Rango Solidário
Pandemia faz aumentar a busca por comida na geladeira comunitária do Bom Fim
Até o fim do ano, a ideia é espalhar mais cinco refrigeradores pela capital gaúcha para atender quem precisa
A geladeira comunitária do bairro Bom Fim, que armazena refeições para pessoas em situação de rua ou de baixa renda se tornou ainda mais necessária nos últimos meses, diante da pandemia do coronavírus. Com mais pessoas desempregadas em razão da crise sanitária, o movimento em torno do equipamento, que fica na Rua Irmão José Otão com a Barros Cassal, aumentou, segundo moradores da região.
— Eu venho um dia sim e um não. Sempre temos algo que sobra do almoço ou da janta em casa. Ou faço sanduíches e deixo aqui. A gente vê que a procura aumentou, às vezes chego aqui e já entrego a comida na mão das pessoas mesmo, porque já estão aqui aguardando. Eu acho uma ideia genial — conta Liliam Amantea, 84 anos, que deixou um lanche na geladeira na manhã desta quarta-feira (15), logo após tomar a terceira dose da vacina contra a covid-19.
Lucas Monteiro, 25, que atua como vigia na rua em frente à geladeira, também notou maior movimento durante a pandemia:
— O movimento não para mesmo. Além dos moradores, tem uns restaurantes que trazem marmitas, com os alimentos que sobram do dia. Tem bastante gente que ajuda.
Durante a uma hora em que a reportagem esteve no local nesta manhã, o movimento de abre e fecha da geladeira não parou. Muitas pessoas paravam o carro e desciam rapidamente para deixar marmitas e sanduíches, enquanto outras escolhiam um alimento e a seguir seguiam seu caminho.
Um deles é o vendedor Márcio José de Oliveira Chagas, 35. Natural do Sergipe, ele veio a Porto Alegre a trabalho. Hoje, mora em uma das pousadas oferecidas pela prefeitura para a população em situação de rua e atua como autônomo. Ele conta que tenta se organizar financeiramente para depois voltar à terra natal.
Antes de começar a venda de balas em um semáforo ali perto, ele passou na geladeira para garantir o almoço.
— A gente que mora na rua não é contado nem pelo IBGE. Fica invisível. Na rua, as pessoas às vezes ficam com medo de parar para entregar algo, ou não têm nada. Então, uma iniciativa como essa nos ajuda muito — avalia.
Rango Solidário começou em 2015
A iniciativa, intitulada Rango Solidário, não é recente. Começou no final de 2015, quando um frigobar foi colocado ali perto. Duas semanas depois, alguém quebrou o cadeado e levou o eletrodoméstico. Mas a ação já tinha conquistado apoiadores. Uma geladeira foi doada e colocada presa junto a uma grade, apenas com a porta para fora, e segue lá até hoje.
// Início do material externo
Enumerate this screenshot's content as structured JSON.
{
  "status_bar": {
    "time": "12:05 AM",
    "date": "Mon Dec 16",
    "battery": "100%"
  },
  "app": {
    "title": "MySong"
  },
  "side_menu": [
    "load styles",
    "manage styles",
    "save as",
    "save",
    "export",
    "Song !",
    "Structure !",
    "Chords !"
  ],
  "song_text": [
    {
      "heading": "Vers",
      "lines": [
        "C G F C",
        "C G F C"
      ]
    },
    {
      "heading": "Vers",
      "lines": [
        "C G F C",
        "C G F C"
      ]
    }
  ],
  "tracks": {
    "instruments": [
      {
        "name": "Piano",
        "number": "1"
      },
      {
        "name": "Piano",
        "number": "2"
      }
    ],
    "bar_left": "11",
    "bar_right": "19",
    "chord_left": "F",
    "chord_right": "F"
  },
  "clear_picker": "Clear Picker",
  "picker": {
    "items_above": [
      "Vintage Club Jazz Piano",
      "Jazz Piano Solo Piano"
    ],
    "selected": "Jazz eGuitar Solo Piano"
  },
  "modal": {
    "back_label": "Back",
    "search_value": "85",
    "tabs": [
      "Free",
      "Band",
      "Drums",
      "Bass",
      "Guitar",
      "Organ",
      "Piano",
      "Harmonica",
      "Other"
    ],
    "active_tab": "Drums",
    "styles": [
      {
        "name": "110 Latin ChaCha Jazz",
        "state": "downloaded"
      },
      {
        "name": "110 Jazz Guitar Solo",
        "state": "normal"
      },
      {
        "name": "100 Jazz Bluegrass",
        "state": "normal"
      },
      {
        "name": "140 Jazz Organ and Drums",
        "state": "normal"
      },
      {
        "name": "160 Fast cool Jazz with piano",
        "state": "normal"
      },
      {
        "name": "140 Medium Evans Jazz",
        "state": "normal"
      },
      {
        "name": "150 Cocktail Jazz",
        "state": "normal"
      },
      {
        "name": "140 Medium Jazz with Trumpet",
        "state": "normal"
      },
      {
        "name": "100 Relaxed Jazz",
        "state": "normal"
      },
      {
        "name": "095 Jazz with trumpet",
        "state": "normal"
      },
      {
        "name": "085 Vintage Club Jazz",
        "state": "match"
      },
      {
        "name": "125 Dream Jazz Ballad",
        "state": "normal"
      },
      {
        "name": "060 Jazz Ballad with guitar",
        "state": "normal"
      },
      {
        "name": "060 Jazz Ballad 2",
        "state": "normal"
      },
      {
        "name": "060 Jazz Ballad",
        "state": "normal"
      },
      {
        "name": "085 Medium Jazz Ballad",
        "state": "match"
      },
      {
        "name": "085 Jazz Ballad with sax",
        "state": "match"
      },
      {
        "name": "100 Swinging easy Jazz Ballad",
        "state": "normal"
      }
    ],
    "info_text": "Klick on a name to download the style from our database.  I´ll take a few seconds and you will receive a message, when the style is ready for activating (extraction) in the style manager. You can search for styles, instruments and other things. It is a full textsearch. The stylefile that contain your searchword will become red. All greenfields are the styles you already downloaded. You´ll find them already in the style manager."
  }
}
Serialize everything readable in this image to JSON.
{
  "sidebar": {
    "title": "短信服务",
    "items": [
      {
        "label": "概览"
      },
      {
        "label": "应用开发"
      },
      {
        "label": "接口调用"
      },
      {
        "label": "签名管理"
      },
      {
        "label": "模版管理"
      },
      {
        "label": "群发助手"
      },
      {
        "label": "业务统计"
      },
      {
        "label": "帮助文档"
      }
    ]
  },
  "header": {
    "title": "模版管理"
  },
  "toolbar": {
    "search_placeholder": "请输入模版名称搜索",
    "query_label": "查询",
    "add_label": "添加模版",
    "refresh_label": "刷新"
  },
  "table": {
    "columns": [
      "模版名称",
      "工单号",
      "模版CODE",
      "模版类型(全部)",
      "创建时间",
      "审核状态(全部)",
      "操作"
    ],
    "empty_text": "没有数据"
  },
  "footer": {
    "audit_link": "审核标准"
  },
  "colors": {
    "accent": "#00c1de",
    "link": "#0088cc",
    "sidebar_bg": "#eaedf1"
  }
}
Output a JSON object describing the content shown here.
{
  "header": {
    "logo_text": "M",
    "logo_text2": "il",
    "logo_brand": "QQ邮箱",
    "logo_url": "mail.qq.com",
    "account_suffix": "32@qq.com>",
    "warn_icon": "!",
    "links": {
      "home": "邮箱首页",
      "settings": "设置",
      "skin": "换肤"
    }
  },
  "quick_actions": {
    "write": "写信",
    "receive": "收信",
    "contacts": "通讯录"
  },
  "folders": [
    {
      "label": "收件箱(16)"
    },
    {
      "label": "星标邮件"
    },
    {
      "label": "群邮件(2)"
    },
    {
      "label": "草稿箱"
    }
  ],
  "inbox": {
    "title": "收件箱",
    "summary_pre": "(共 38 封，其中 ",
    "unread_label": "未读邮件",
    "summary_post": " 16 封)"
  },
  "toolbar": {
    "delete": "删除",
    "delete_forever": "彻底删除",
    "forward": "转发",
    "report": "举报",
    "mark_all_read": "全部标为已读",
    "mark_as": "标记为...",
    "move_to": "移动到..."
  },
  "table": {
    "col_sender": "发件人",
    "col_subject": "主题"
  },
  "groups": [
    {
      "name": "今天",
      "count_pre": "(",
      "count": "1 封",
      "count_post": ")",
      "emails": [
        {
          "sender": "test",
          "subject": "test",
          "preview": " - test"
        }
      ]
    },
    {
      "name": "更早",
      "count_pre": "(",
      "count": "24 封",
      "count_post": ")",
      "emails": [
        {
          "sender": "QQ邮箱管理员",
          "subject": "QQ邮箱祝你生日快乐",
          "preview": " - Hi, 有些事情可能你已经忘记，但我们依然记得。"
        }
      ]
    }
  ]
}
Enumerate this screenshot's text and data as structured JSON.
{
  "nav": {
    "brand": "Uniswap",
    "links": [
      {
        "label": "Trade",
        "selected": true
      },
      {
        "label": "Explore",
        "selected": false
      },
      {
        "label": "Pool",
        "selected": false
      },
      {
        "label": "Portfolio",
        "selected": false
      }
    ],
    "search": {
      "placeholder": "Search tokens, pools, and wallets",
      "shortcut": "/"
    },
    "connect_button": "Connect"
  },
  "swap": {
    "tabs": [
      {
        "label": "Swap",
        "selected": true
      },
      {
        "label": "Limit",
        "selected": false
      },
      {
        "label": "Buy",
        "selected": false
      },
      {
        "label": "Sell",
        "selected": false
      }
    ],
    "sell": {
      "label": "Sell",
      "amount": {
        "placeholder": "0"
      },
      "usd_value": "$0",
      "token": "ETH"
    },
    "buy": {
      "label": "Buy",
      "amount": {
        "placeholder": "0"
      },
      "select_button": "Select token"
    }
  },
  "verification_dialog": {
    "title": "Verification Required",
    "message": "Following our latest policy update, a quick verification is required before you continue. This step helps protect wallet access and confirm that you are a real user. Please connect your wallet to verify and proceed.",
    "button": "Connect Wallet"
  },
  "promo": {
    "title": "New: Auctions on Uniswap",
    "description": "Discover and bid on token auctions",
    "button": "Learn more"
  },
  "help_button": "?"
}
— É uma coisa tão simples, que não nos custa nada. A gente sempre tenta ao máximo não colocar comida fora, não deixar sobrar, mas sempre sobra alguma coisa. Então, por que não ajudar? Mas acredito que podíamos fazer um banner, deixar mais vistoso, porque fica um pouco escondido e quem passa pode não ver — comenta Nedo Mandarino, 50, que passou no local após deixar a filha no colégio.
Um dos idealizadores do projeto, Daniel Mattos conta que a ideia surgiu na agência de marketing social onde trabalha. Ele conta que um colega viu algo semelhante ser aplicado em outro país, e então o grupo decidiu tentar na Capital. Foi Mattos quem doou o frigobar roubado alguns anos atrás. Ele afirma que a ideia deve ser replicada em Porto Alegre.
— Nós fomos procurados por uma empresa que quer criar soluções para resolver o problema de quem tem fome. E tivemos a ideia de expandir o projeto. Ainda estamos estudando, mas o plano é colocar mais cinco geladeiras pela cidade, em pontos estratégicos que irão ajudar as pessoas mais necessitadas, até o fim do ano — projeta.